Ijtihad sebagai metode dalam melakukan istimbat al-ahkam pada dasarnya tidak hanya dilakukan pada saat ini, melainkan pada masa Nabi juga pernah terjadi ijtihad. Hanya saja, mekanisme ijtihad belum sistematis sebagaimana perkembangan saat ini. Nabi menyambut gembira ketika mengetahui tekad Mu’adz bin Jabal dalam berijtihad ketika menjadi qadhi di Yaman. Dengan demikian, ijtihad pada masa Nabi saja diperbolehkan, apalagi ijtihad pasca Nabi wafat justru akan sangat diperlukan. Karena dalam menghadapi suatu permasalahan sudah tidak bisa ditanyakan langsung kepada Nabi dan perubahan dinamika kehidupan yang berkembang pesat, sehingga membutuhkan solusi atas berbagai permasalahan tersebut. Dengan demikian, tidak heran bahwa seorang teolog Al-Syahristani mengatakan,

لنصوص اذا كانت متناهية والوقائع غير متناهية وما لا يتناهى علم قطعا ان الاجتهاد والقياس واجب الاعتبار حتى يكون بصدد كل حادثة اجتهاد

“Peristiwa-peristiwa dalam kehidupan masyarakat adalah sesuatu yang tidak dapat dihitung. Sementara setiap peristiwa tersebut tidak selalu ada di dalam nash. Jika nash itu terbatas dan yang terbatas tidak mungkin menampung yang tidak terbatas. Maka metode aqliyah (intelektual, ijtihad) dan pendekatan analogi adalah suatu keniscayaan, sehingga setiap peristiwa memiliki hukum yang jelas.”

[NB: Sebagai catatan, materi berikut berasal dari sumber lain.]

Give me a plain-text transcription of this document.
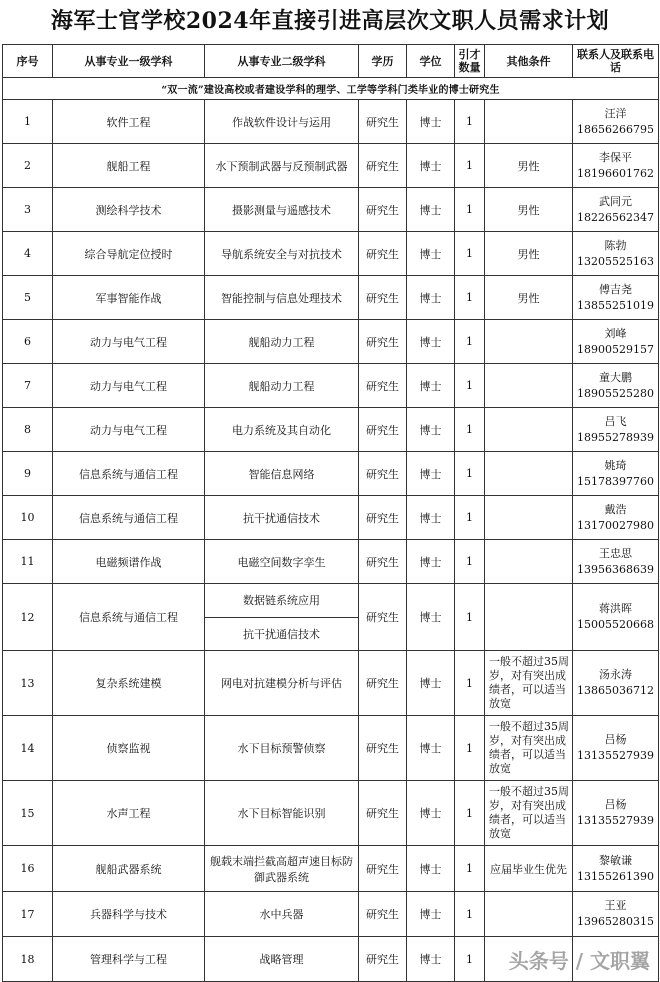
海军士官学校2024年直接引进高层次文职人员需求计划
序号	从事专业一级学科	从事专业二级学科	学历	学位	引才数量	其他条件	联系人及联系电话
“双一流”建设高校或者建设学科的理学、工学等学科门类毕业的博士研究生							
1	软件工程	作战软件设计与运用	研究生	博士	1		汪洋
18656266795

2	舰船工程	水下预制武器与反预制武器	研究生	博士	1	男性	李保平
18196601762

3	测绘科学技术	摄影测量与遥感技术	研究生	博士	1	男性	武同元
18226562347

4	综合导航定位授时	导航系统安全与对抗技术	研究生	博士	1	男性	陈勃
13205525163

5	军事智能作战	智能控制与信息处理技术	研究生	博士	1	男性	傅吉尧
13855251019

6	动力与电气工程	舰船动力工程	研究生	博士	1		刘峰
18900529157

7	动力与电气工程	舰船动力工程	研究生	博士	1		童大鹏
18905525280

8	动力与电气工程	电力系统及其自动化	研究生	博士	1		吕飞
18955278939

9	信息系统与通信工程	智能信息网络	研究生	博士	1		姚琦
15178397760

10	信息系统与通信工程	抗干扰通信技术	研究生	博士	1		戴浩
13170027980

11	电磁频谱作战	电磁空间数字孪生	研究生	博士	1		王忠思
13956368639

12	信息系统与通信工程	数据链系统应用	研究生	博士	1		蒋洪晖
15005520668

		抗干扰通信技术					
13	复杂系统建模	网电对抗建模分析与评估	研究生	博士	1	一般不超过35周岁，对有突出成绩者，可以适当放宽	汤永涛
13865036712

14	侦察监视	水下目标预警侦察	研究生	博士	1	一般不超过35周岁，对有突出成绩者，可以适当放宽	吕杨
13135527939

15	水声工程	水下目标智能识别	研究生	博士	1	一般不超过35周岁，对有突出成绩者，可以适当放宽	吕杨
13135527939

16	舰船武器系统	舰载末端拦截高超声速目标防御武器系统	研究生	博士	1	应届毕业生优先	黎敏谦
13155261390

17	兵器科学与技术	水中兵器	研究生	博士	1		王亚
13965280315

18	管理科学与工程	战略管理	研究生	博士	1		头条号 / 文职翼
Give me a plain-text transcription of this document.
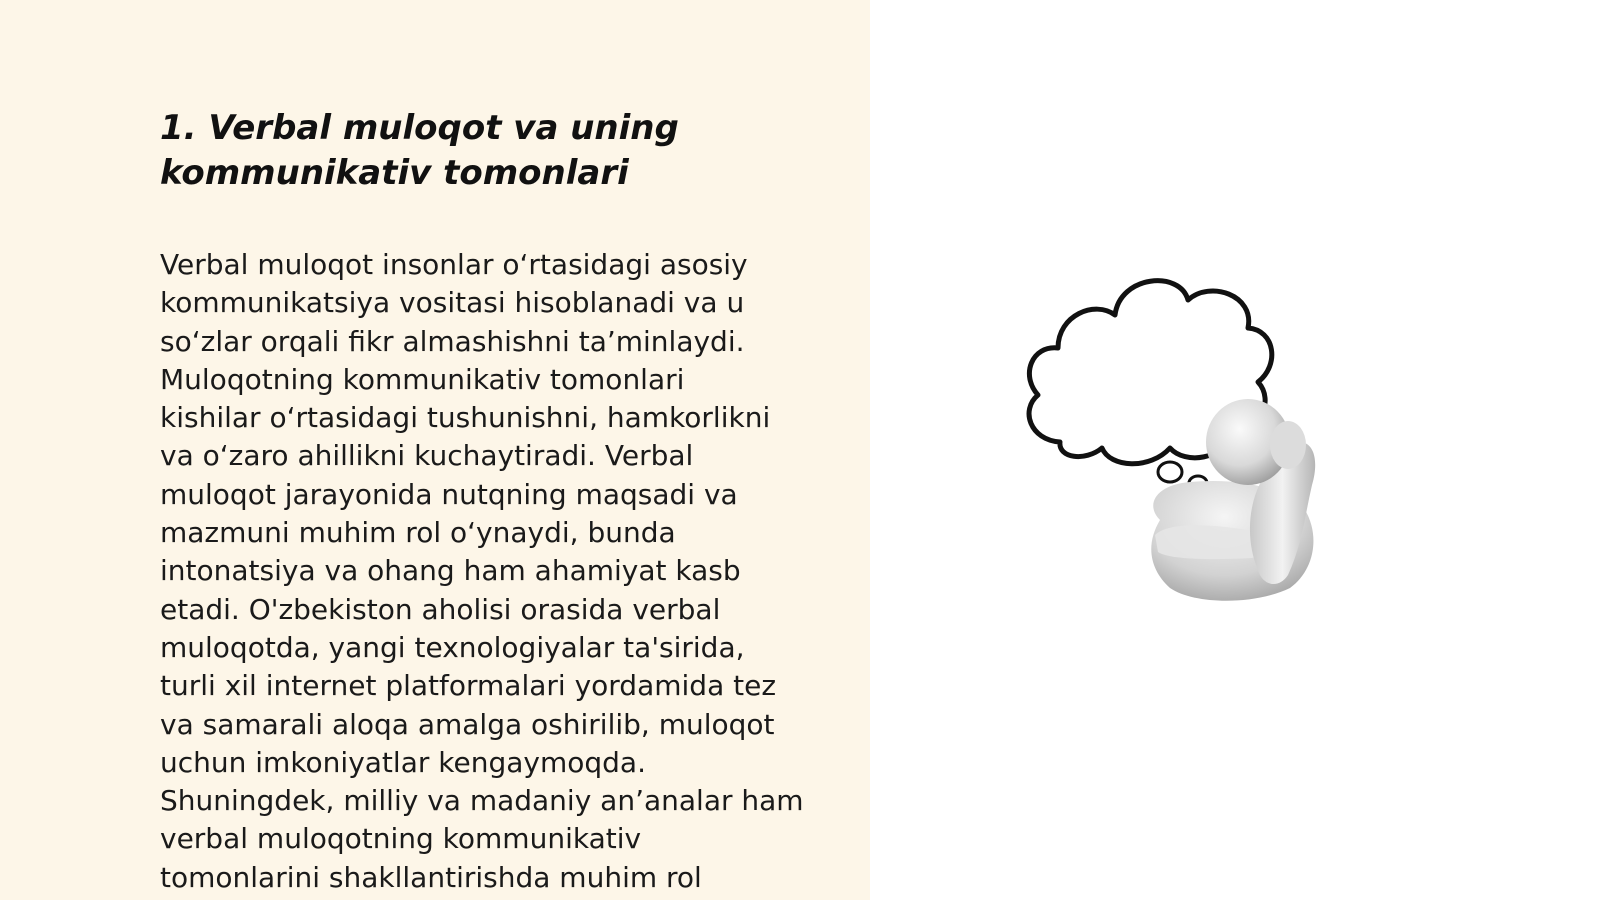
1. Verbal muloqot va uning
kommunikativ tomonlari
Verbal muloqot insonlar o‘rtasidagi asosiy
kommunikatsiya vositasi hisoblanadi va u
so‘zlar orqali fikr almashishni ta’minlaydi.
Muloqotning kommunikativ tomonlari
kishilar o‘rtasidagi tushunishni, hamkorlikni
va o‘zaro ahillikni kuchaytiradi. Verbal
muloqot jarayonida nutqning maqsadi va
mazmuni muhim rol o‘ynaydi, bunda
intonatsiya va ohang ham ahamiyat kasb
etadi. O'zbekiston aholisi orasida verbal
muloqotda, yangi texnologiyalar ta'sirida,
turli xil internet platformalari yordamida tez
va samarali aloqa amalga oshirilib, muloqot
uchun imkoniyatlar kengaymoqda.
Shuningdek, milliy va madaniy an’analar ham
verbal muloqotning kommunikativ
tomonlarini shakllantirishda muhim rol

Ilmu yang mempelajari metode ijtihad ini adalah  Ushul fiqh atau turuq al-istismar yang dikemukakan oleh Imam al-Ghazali. Metode ini merupakan disiplin ilmu yang diperlukan bagi umat Islam, karena dalam memahami al-Qur’an yang berisi 30 juz itu membutuhkan berbagai kerangka ilmu salah satunya adalah ushul fiqh. Selain itu, sebagai metodologi untuk menganalisis ayat-ayat ahkam (hukum) maupun hadist ahkam (hukum), bukan ayat-ayat tentang kisah, maupun jenis ayat lainnya. 

Dengan demikian, metodologi tersebut ditujukan agar mampu menembus pemahaman yang mendalam dari makna al-Qur’an. Para ulama meletakkan dasar-dasar ilmu ushul fiqh sebagaimana yang terkadung dalam Kitab al-Risalah karya Imam Syafi’i, Kitab al-Imam as-Syafi’i Nashir as-Sunnah wa-Wadhi’u al-Ushul oleh Imam Abdul Halim al-Jundi, dan lain-lain. Indonesia sendiri juga terdapat ulama yang mengembangkan ilmu ushul fiqh seperti K.H Sahal Mahfud & K.H Afifudin Muhajir.

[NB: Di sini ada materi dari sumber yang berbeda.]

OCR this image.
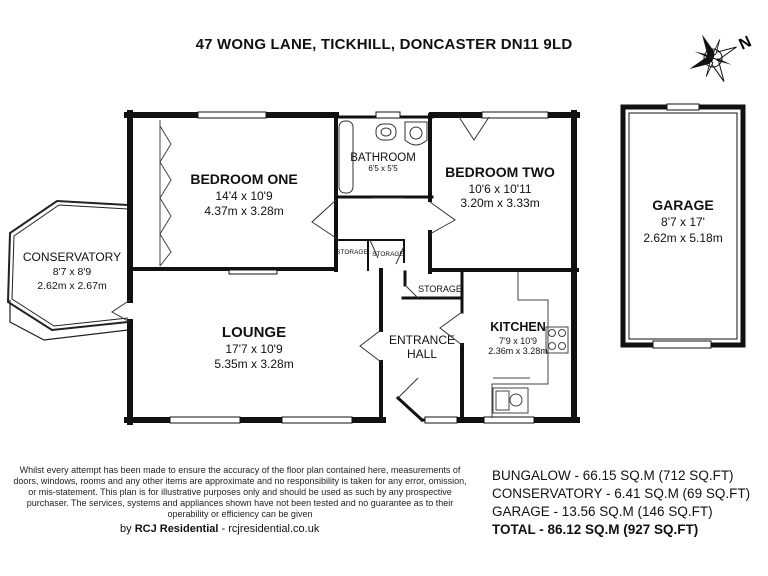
47 WONG LANE, TICKHILL, DONCASTER DN11 9LD	N
BEDROOM ONE
14'4 x 10'9
4.37m x 3.28m
BATHROOM
6'5 x 5'5	BEDROOM TWO
10'6 x 10'11
3.20m x 3.33m	GARAGE
8'7 x 17'
2.62m x 5.18m
CONSERVATORY
8'7 x 8'9
2.62m x 2.67m
STORAGE STORAGE
STORAGE
LOUNGE
17'7 x 10'9
5.35m x 3.28m
ENTRANCE
HALL
KITCHEN
7'9 x 10'9
2.36m x 3.28m
Whilst every attempt has been made to ensure the accuracy of the floor plan contained here, measurements of doors, windows, rooms and any other items are approximate and no responsibility is taken for any error, omission, or mis-statement. This plan is for illustrative purposes only and should be used as such by any prospective purchaser. The services, systems and appliances shown have not been tested and no guarantee as to their operability or efficiency can be given
by RCJ Residential - rcjresidential.co.uk
BUNGALOW - 66.15 SQ.M (712 SQ.FT)
CONSERVATORY - 6.41 SQ.M (69 SQ.FT)
GARAGE - 13.56 SQ.M (146 SQ.FT)
TOTAL - 86.12 SQ.M (927 SQ.FT)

Ushul Fiqh adalah ilmu yang mempelajari dasar, kaidah, dalil-dalil ijmali (global), metode yang digunakan dalam istimbat al-ahkam (pengambilan keputusan hukum). Pada dasarnya, ruang lingkup ushul fiqh adalah ilmu yang membahas tentang metode penggalian dan penetapan hukum sehingga menghasilkan produk hukum berupa fiqh, mempelajari dalil-dalil ijmaliyah (global), dan persyaratan seorang mujtahid dalam melakukan ijtihad.

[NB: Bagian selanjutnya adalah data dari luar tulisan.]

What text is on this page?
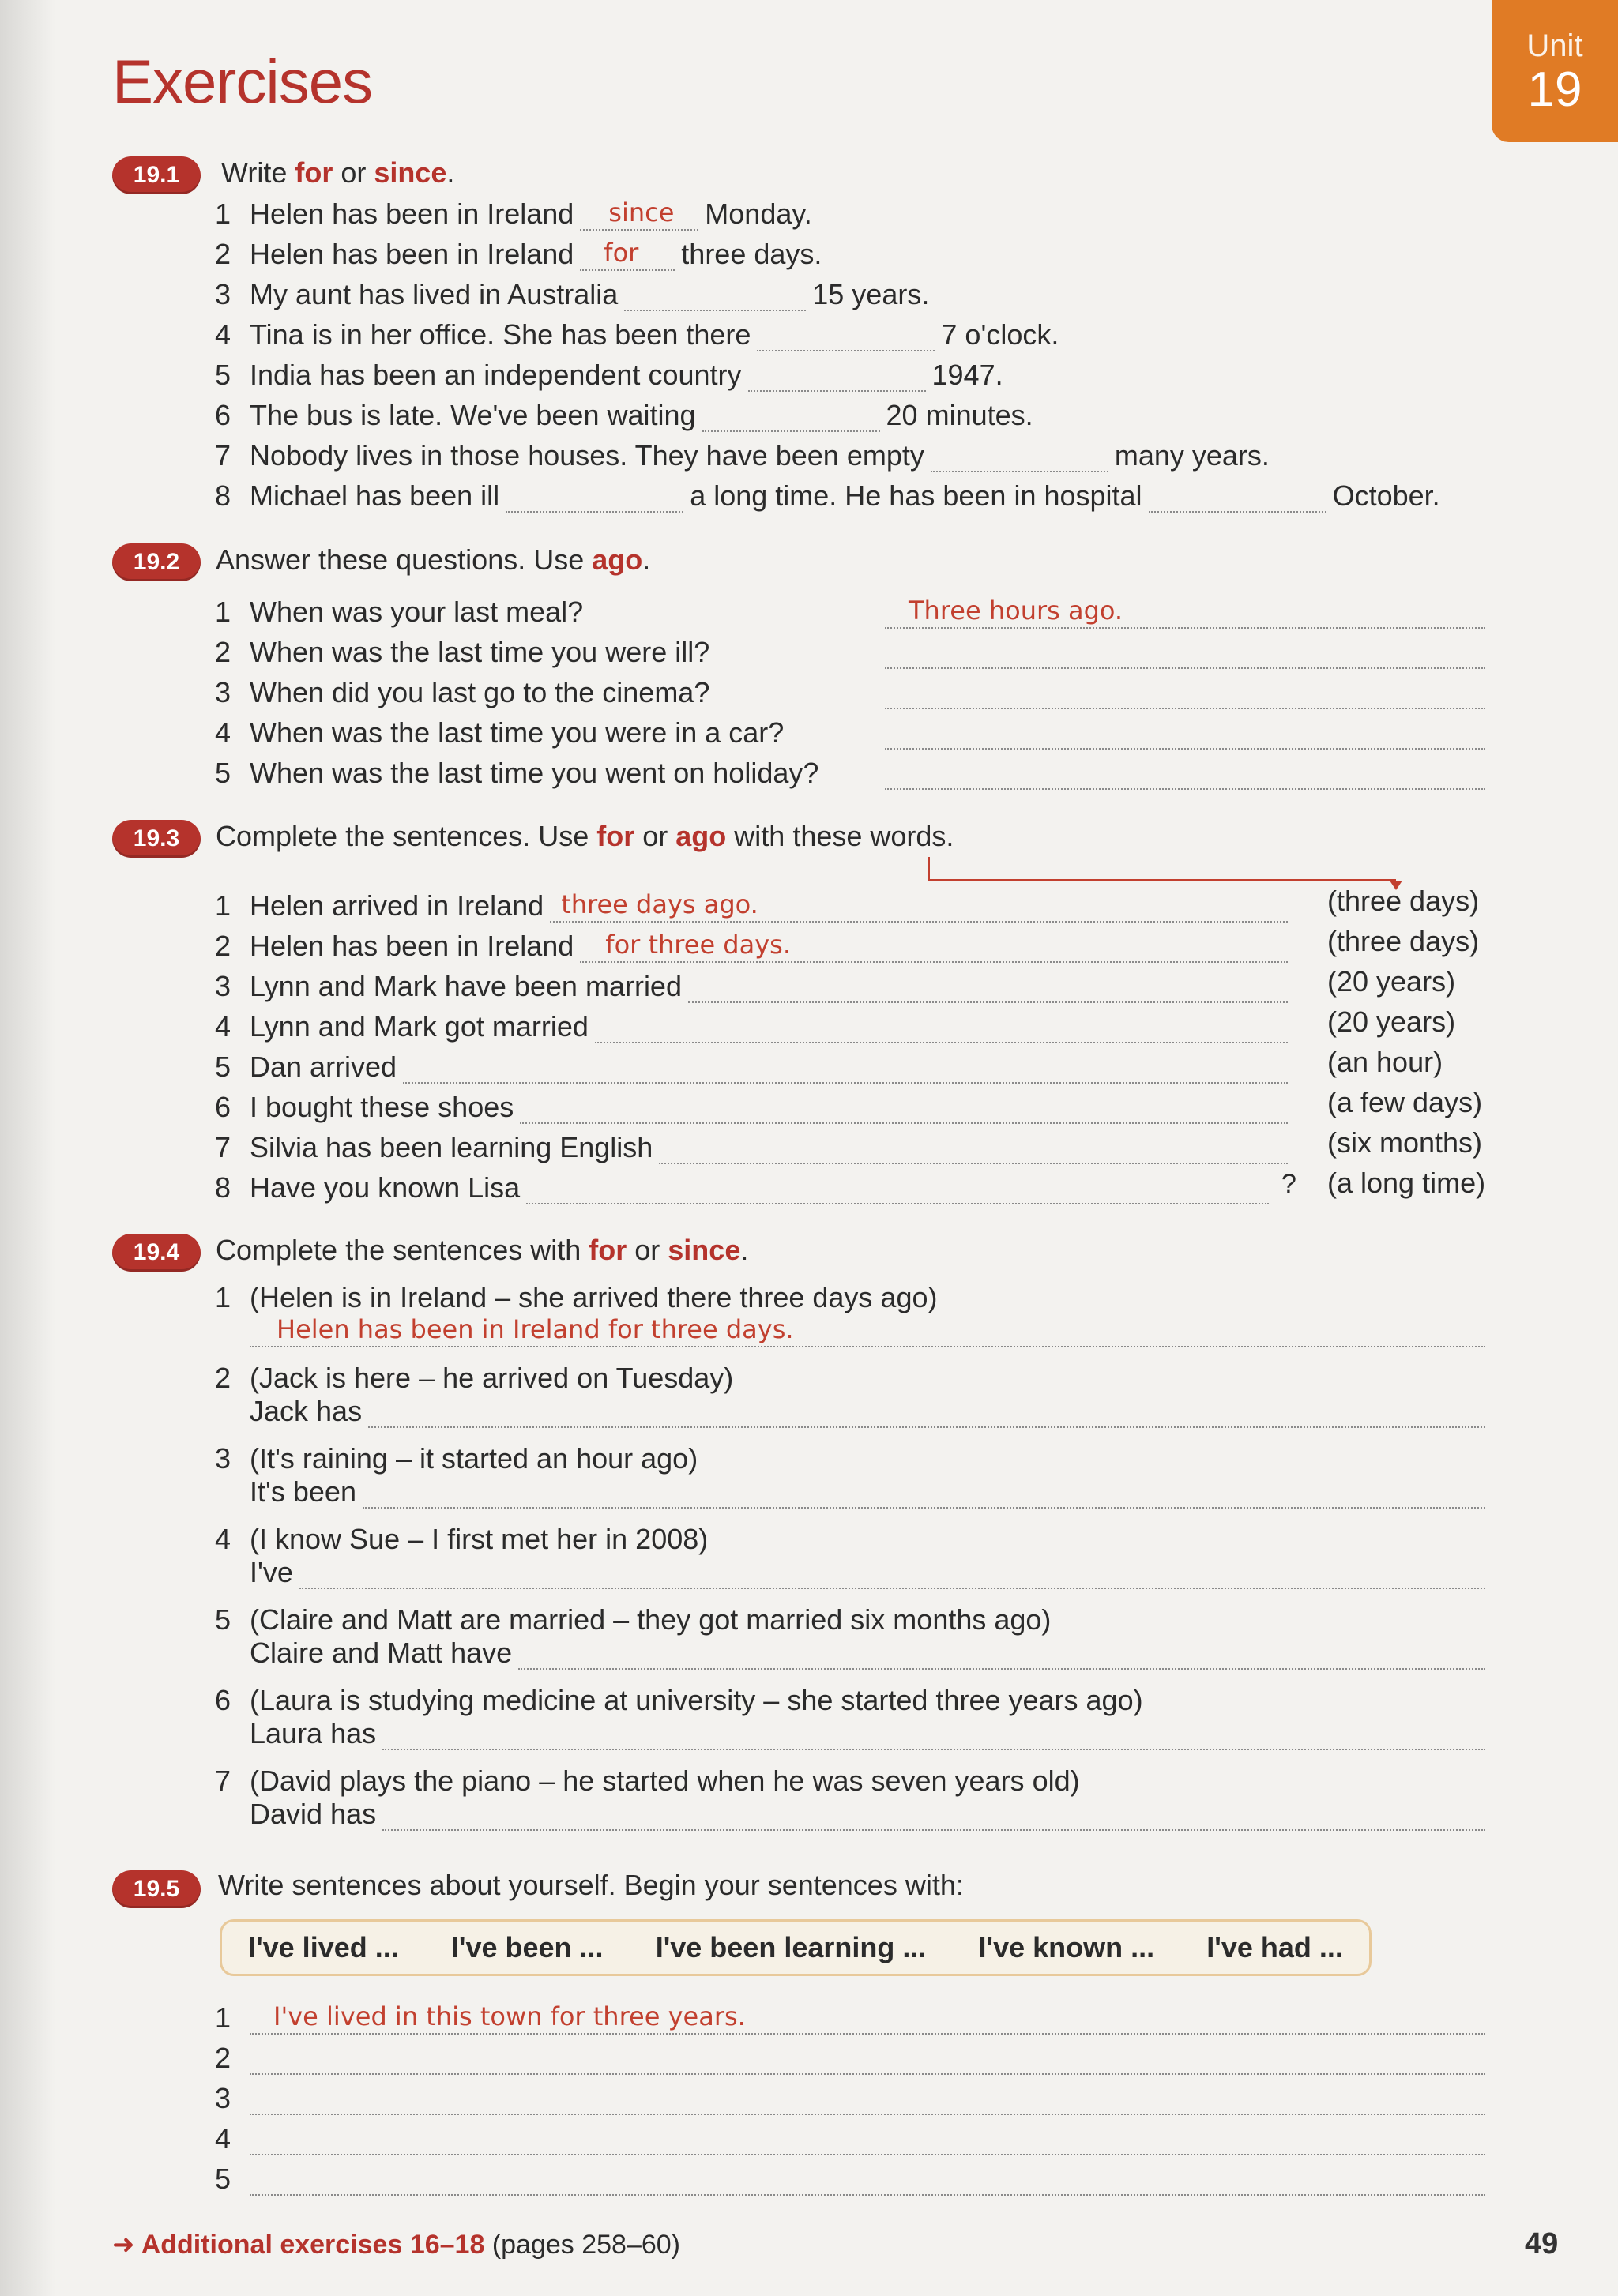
Exercises
Unit
19
19.1	Write for or since.
1 Helen has been in Ireland since Monday.
2 Helen has been in Ireland for three days.
3 My aunt has lived in Australia	15 years.
4 Tina is in her office. She has been there	7 o'clock.
5 India has been an independent country	1947.
6 The bus is late. We've been waiting	20 minutes.
7 Nobody lives in those houses. They have been empty	many years.
8 Michael has been ill	a long time. He has been in hospital	October.
19.2	Answer these questions. Use ago.
1 When was your last meal?	Three hours ago.
2 When was the last time you were ill?
3 When did you last go to the cinema?
4 When was the last time you were in a car?
5 When was the last time you went on holiday?
19.3	Complete the sentences. Use for or ago with these words.
1 Helen arrived in Ireland three days ago.	(three days)
2 Helen has been in Ireland for three days.	(three days)
3 Lynn and Mark have been married	(20 years)
4 Lynn and Mark got married	(20 years)
5 Dan arrived	(an hour)
6 I bought these shoes	(a few days)
7 Silvia has been learning English	(six months)
8 Have you known Lisa	? (a long time)
19.4	Complete the sentences with for or since.
1 (Helen is in Ireland – she arrived there three days ago)
Helen has been in Ireland for three days.
2 (Jack is here – he arrived on Tuesday)
Jack has
3 (It's raining – it started an hour ago)
It's been
4 (I know Sue – I first met her in 2008)
I've
5 (Claire and Matt are married – they got married six months ago)
Claire and Matt have
6 (Laura is studying medicine at university – she started three years ago)
Laura has
7 (David plays the piano – he started when he was seven years old)
David has
19.5	Write sentences about yourself. Begin your sentences with:
I've lived ... I've been ... I've been learning ... I've known ... I've had ...
1	I've lived in this town for three years.
2
3
4
5
➜ Additional exercises 16–18 (pages 258–60)	49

Baca Juga: https://nu-kulonprogo.or.id/2023/07/01/metode-menentukan-ratio-legis-dalam-qiyas/

Sumber hukum Islam merupakan salah satu substansi pokok dalam pembahasan ushul fiqh. Maka dari itu, perlu memahami pembagian sumber hukum (mashadir al-ahkam). Sumber hukum yang masuk dalam kategori manshus (wahyu) terdiri dari al-Qur’an dan Hadist. Kemudian sumber hukum ghair al-manshus yang disepakati oleh jumhur ulama (al-adillah al-muttafaq ‘alaih) terdiri dari Ijma’ dan Qiyas. Selain itu, terdapat sumber hukum yang masih diperselisihkan di kalangan para ulama (al-adillah al-mukhtalaf fiha) seperti: istihsan, maslahah mursalah, ‘urf, sadd al-zariyyah, istishab, dll.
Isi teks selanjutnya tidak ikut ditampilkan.